We also have been successful in having charges reduced from an aggravated assault with a firearm requiring a three year minimum mandatory sentence to an improper exhibition of a firearm, an reducing a felony battery to a misdemeanor battery.
In all criminal cases, the fact that you are arrested for a certain offense does not mean the prosecutor has to charge you with that same offense or charge you with any offense. Early intervention before the State Attorney’s Office has completed its investigation can lead to the dismissal of your case or a reduction in the charge.
Definition of Battery
Battery in the state of Florida is defined as intentional touching against someone’s will. That includes something as minor as spitting on someone, or some other touching that does not result in any injury.
Misdemeanor or Felony Battery
There is misdemeanor battery and felony battery depending on the injury of the alleged victim or the prior record of the accused. The severity of the classifications of felony battery also depends on the extent of the injury involved and the accused’s prior record.

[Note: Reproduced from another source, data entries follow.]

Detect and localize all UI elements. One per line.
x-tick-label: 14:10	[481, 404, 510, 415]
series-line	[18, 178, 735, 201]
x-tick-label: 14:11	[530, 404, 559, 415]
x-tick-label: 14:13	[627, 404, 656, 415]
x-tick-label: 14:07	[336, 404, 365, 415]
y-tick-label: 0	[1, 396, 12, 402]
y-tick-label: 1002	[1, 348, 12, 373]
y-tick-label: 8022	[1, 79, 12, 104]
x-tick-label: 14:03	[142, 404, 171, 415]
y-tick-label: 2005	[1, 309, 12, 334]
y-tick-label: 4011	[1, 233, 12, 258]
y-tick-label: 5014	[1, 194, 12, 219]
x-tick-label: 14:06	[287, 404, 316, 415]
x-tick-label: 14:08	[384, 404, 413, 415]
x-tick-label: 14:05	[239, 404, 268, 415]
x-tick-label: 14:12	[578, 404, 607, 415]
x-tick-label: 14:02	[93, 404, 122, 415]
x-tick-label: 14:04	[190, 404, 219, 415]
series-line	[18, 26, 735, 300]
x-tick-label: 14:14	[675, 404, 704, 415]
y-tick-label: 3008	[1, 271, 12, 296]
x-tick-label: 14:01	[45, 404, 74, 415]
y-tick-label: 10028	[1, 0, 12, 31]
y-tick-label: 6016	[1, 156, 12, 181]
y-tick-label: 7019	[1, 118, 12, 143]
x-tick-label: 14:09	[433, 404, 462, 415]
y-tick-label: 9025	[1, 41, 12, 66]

Aggravated battery is a battery offense that is taken seriously in the state of Florida, scoring mandatory prison, and is defined as either serious injury (i.e. permanent scaring) or using a deadly weapon.
Assault is the intent to commit a battery, where the battery does not occur. The classic example is trying to strike someone and that person manages to jump out of the way.
An aggravated assault would involve the use of a weapon. An aggravated assault with a firearm could be waving or pointing a handgun at someone. A conviction for an aggravated assault with a firearm would mandate a three year minimum mandatory sentence, unless the individual qualified for a youthful offender departure.
You do not need to discharge a weapon for it to qualify as an aggravated assault. Simply pointing the gun at someone can qualify as an aggravated assault.